WASHINGTON — Convinced that the United States is in decline, China's distrust is growing of the longtime superpower which it sees as bent on holding back the Asian power's rise, an influential scholar says.

In a candid new study, well-known experts from China and the United States with wide experience in the other country describe the Pacific powers as seeking a partnership but hampered by distrust of their rival's intentions.

The scholars proposed steps to build confidence between the world's two largest economies including deeper discussions on defense and three-way dialogues with Japan and India.

Wang Jisi, dean of the School of International Studies at Peking University, wrote in the study that "China's strategic distrust of the United States is deeply rooted, and in recent years it seems to have deepened."

Wang said the financial crisis in 2008 showed to many Chinese that their country was rising, the United States was declining and that actions by Washington -- on issues from territorial disputes in the South China Sea to climate change -- marked veiled attempts to keep Beijing down.

"America's financial disorder, alarming deficit and unemployment rate, slow economic recovery and domestic political polarization are viewed as but a few indications that the United States is headed for decline," Wang wrote.

Wang said Chinese leaders were "sober-minded" and did not think that the United States would soon fall as the top world power -- or that US economic decline would be desirable, in light of China's reliance on exports.

But Wang said Beijing had grown distrustful after US actions such as repeated calls for improvements in human rights, pressure over North Korea and Iran and weapons sales to Taiwan, which relies on Washington for its defense.

The arms deals, despite warming relations between Beijing and Taipei, "added to the suspicion that Washington will disregard Chinese interests and sentiment as long as China's power position is secondary to America's," he wrote.

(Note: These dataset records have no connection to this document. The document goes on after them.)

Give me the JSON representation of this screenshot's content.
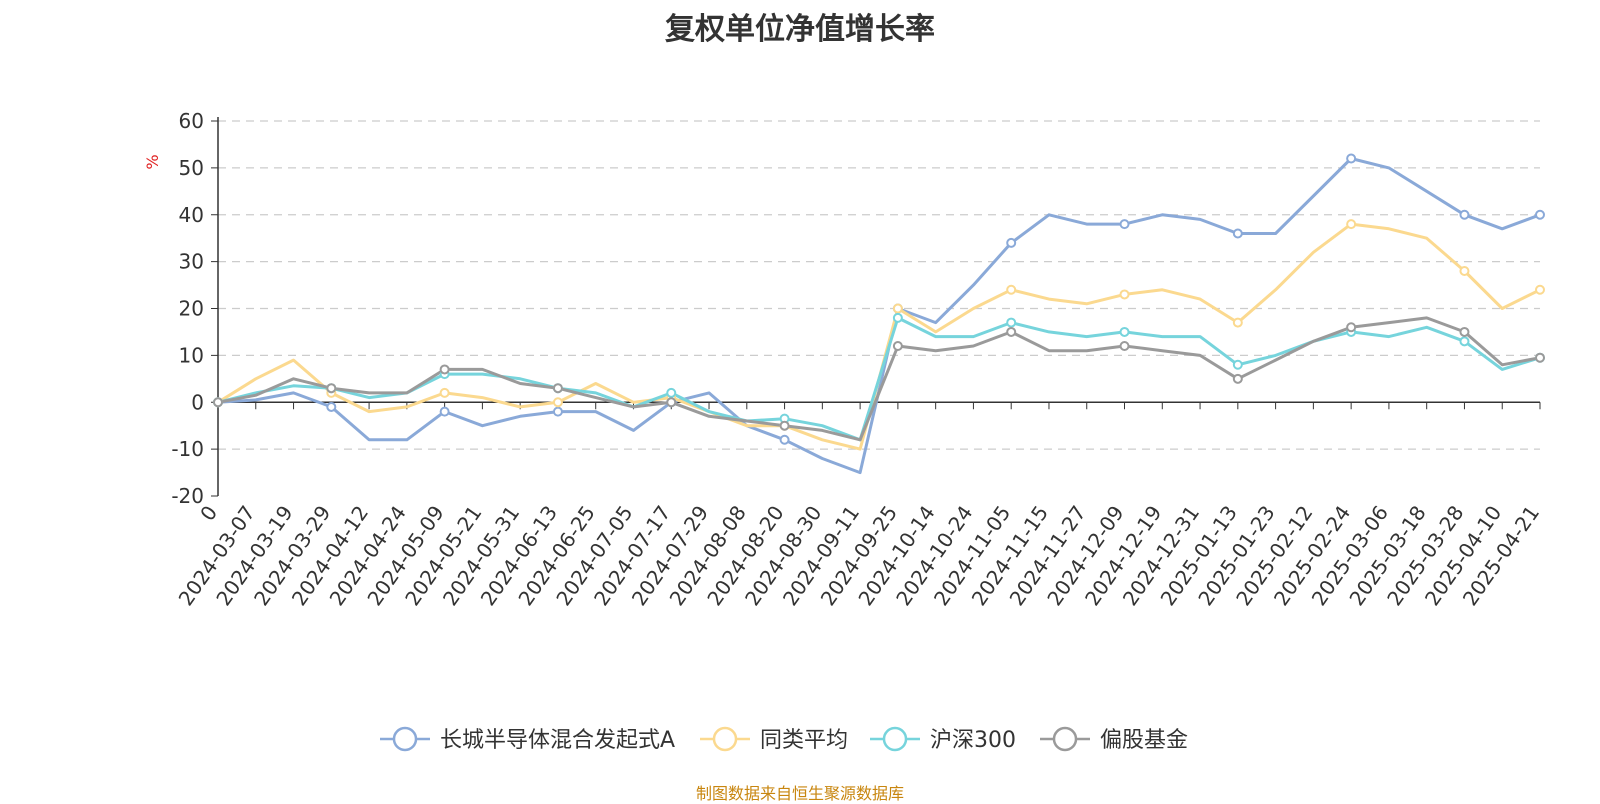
{
  "title": "复权单位净值增长率",
  "source_note": "制图数据来自恒生聚源数据库",
  "chart_data": {
    "type": "line",
    "title": "复权单位净值增长率",
    "ylabel": "%",
    "ylabel_color": "#e02020",
    "ylim": [
      -20,
      60
    ],
    "yticks": [
      60,
      50,
      40,
      30,
      20,
      10,
      0,
      -10,
      -20
    ],
    "grid": "dashed horizontal",
    "legend_position": "bottom-center",
    "x": [
      "0",
      "2024-03-07",
      "2024-03-19",
      "2024-03-29",
      "2024-04-12",
      "2024-04-24",
      "2024-05-09",
      "2024-05-21",
      "2024-05-31",
      "2024-06-13",
      "2024-06-25",
      "2024-07-05",
      "2024-07-17",
      "2024-07-29",
      "2024-08-08",
      "2024-08-20",
      "2024-08-30",
      "2024-09-11",
      "2024-09-25",
      "2024-10-14",
      "2024-10-24",
      "2024-11-05",
      "2024-11-15",
      "2024-11-27",
      "2024-12-09",
      "2024-12-19",
      "2024-12-31",
      "2025-01-13",
      "2025-01-23",
      "2025-02-12",
      "2025-02-24",
      "2025-03-06",
      "2025-03-18",
      "2025-03-28",
      "2025-04-10",
      "2025-04-21"
    ],
    "series": [
      {
        "name": "长城半导体混合发起式A",
        "color": "#8aa9d8",
        "values": [
          0,
          0.5,
          2,
          -1,
          -8,
          -8,
          -2,
          -5,
          -3,
          -2,
          -2,
          -6,
          0,
          2,
          -5,
          -8,
          -12,
          -15,
          20,
          17,
          25,
          34,
          40,
          38,
          38,
          40,
          39,
          36,
          36,
          44,
          52,
          50,
          45,
          40,
          37,
          40
        ]
      },
      {
        "name": "同类平均",
        "color": "#fbd98f",
        "values": [
          0,
          5,
          9,
          2,
          -2,
          -1,
          2,
          1,
          -1,
          0,
          4,
          0,
          1,
          -2,
          -5,
          -5,
          -8,
          -10,
          20,
          15,
          20,
          24,
          22,
          21,
          23,
          24,
          22,
          17,
          24,
          32,
          38,
          37,
          35,
          28,
          20,
          24
        ]
      },
      {
        "name": "沪深300",
        "color": "#76d4dc",
        "values": [
          0,
          2,
          3.5,
          3,
          1,
          2,
          6,
          6,
          5,
          3,
          2,
          -1,
          2,
          -2,
          -4,
          -3.5,
          -5,
          -8,
          18,
          14,
          14,
          17,
          15,
          14,
          15,
          14,
          14,
          8,
          10,
          13,
          15,
          14,
          16,
          13,
          7,
          9.5
        ]
      },
      {
        "name": "偏股基金",
        "color": "#9a9a9a",
        "values": [
          0,
          1.5,
          5,
          3,
          2,
          2,
          7,
          7,
          4,
          3,
          1,
          -1,
          0,
          -3,
          -4,
          -5,
          -6,
          -8,
          12,
          11,
          12,
          15,
          11,
          11,
          12,
          11,
          10,
          5,
          9,
          13,
          16,
          17,
          18,
          15,
          8,
          9.5
        ]
      }
    ]
  }
}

Ken Lieberthal, who wrote the US portion of the study, said Wang is "widely considered to be China's top specialist on the United States" and has dealt extensively with Chinese officials who handle foreign affairs.

Lieberthal told AFP that the study was not an effort to reveal any hidden views, saying he doubted that Chinese President Hu Jintao or his likely successor Xi Jinping would "sit down and pour their hearts out" to Wang.

Lieberthal, the director of the Brookings Institution's John L. Thornton China Center who served as a senior aide to president Bill Clinton, said the essays instead tried to offer an "honest understanding" of underlying thinking.

Before the financial crisis, China assumed the United States would long remain the top power but Beijing now believes Washington is trying "not only to get back on our game but to work harder to slow China's rise," Lieberthal said.

"If that is their conclusion, then they don't trust the motives of even some things that we do -- in fact, I would argue, much of what we do -- (which) is to try to integrate China, accept its rise and to integrate it as constructively as possible in the global system," he said.

In his essay, Lieberthal spoke of US concern about the "massive theft of US intellectual property" which he said created a perception that it was part of a Chinese strategy.

Lieberthal also wrote of the political difficulty for US leaders in cooperating with China despite human rights concerns, writing: "Americans tend to be deeply suspicious of countries that trample on the civil rights of their own citizens."

The two scholars together recommended a "sustained, deep dialogue" on military affairs so China can defend its core interests but let the United States meet obligations to its Asian allies.

The experts also called for the United States to encourage Chinese investment and for three-way dialogues involving India and Japan, which could prevent a "strategic cleavage" that pits Beijing and Washington against each other in the region.